In April, Urban Institute researchers writing on Urban Wire reflect on the 50 years since the Fair Housing Act became law, and the steps needed to continue building inclusive, prosperous communities.
The Fair Housing Act aimed to promote access to housing for those who faced systematic discrimination at multiple junctures in the leasing and homebuying processes. Fifty years later it has become important in helping people keep their homes, too.
New national data from the Eviction Lab are shining a spotlight on the prevalence of tenant evictions across America’s cities and towns. The numbers in some places are alarmingly high: one in every nine renter households in Richmond, Virginia, were evicted from their homes in 2016. Those most at risk for eviction include low-income women, especially women of color, as well as families with children. And the Fair Housing Act plays a key role in protecting them.
When women are labeled nuisances
Evictions are most often the result of failing to pay rent on time, but they are also linked to nuisance laws. These state or local laws make property owners responsible for tenant behavior and force them to evict tenants for calling emergency services too often. This practice disadvantages women experiencing domestic violence.
Although victims of domestic violence are not a protected class under the federal Fair Housing Act, over 80 percent of domestic violence victims nationally are women, triggering fair housing concerns. In a 2016 guidance, the Department of Housing and Urban Development points out that discrimination, even if unintended, must not result from nuisance laws, and the laws must not target women or be selectively carried out against them.
For state and local governments required to promote fair access to housing and combat discrimination because they receive federal housing funds, HUD recommends that they change harmful nuisance laws to protect victims of domestic violence or other crimes.
Some states are doing so, but other laws remain on the books. As of 2017, according to Temple University’s Policy Surveillance Program, at least 5 of the 40 largest US cities still had nuisance laws against calls for emergency services, although it appears as if most of these now exempt victims of domestic violence, even if only recently. It is unclear how many other states, cities, and towns have these laws and fail to protect domestic violence victims.
The lasting consequences of eviction for black women
Evictions don’t just turn people out on the street. A formal eviction record can trigger the denial of subsequent applications for rental housing. This has severe consequences for black women living in poverty, who are most likely to face eviction and have a permanent record that locks them out of other housing options.

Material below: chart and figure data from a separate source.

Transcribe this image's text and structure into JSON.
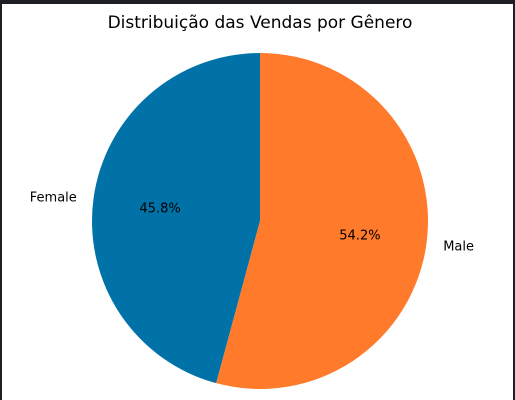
{
  "chart_data": {
    "type": "pie",
    "title": "Distribuição das Vendas por Gênero",
    "slices": [
      {
        "label": "Female",
        "value": 45.8,
        "pct_label": "45.8%",
        "color": "#0072a8"
      },
      {
        "label": "Male",
        "value": 54.2,
        "pct_label": "54.2%",
        "color": "#ff7a2b"
      }
    ],
    "start_angle": 90,
    "direction": "counterclockwise"
  }
}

This trend led the ACLU to launch a fair housing lawsuit last year investigating landlord screening practices based on past evictions. When coupled with the blemish of a missed rent payment on an individual’s credit record, an old eviction record can further contribute to the growing racial wealth gap by placing homeownership disproportionately out of reach for black women.
While the Fair Housing Act has improved access to housing for many who were denied it, the legacy of structural racism on residential opportunity is far from eradicated. The Act remains critical to ensuring that discrimination and targeting of protected classes do not drive evictions, threaten the health, safety, and stability of domestic violence victims and black women, and deny them access to housing in the future.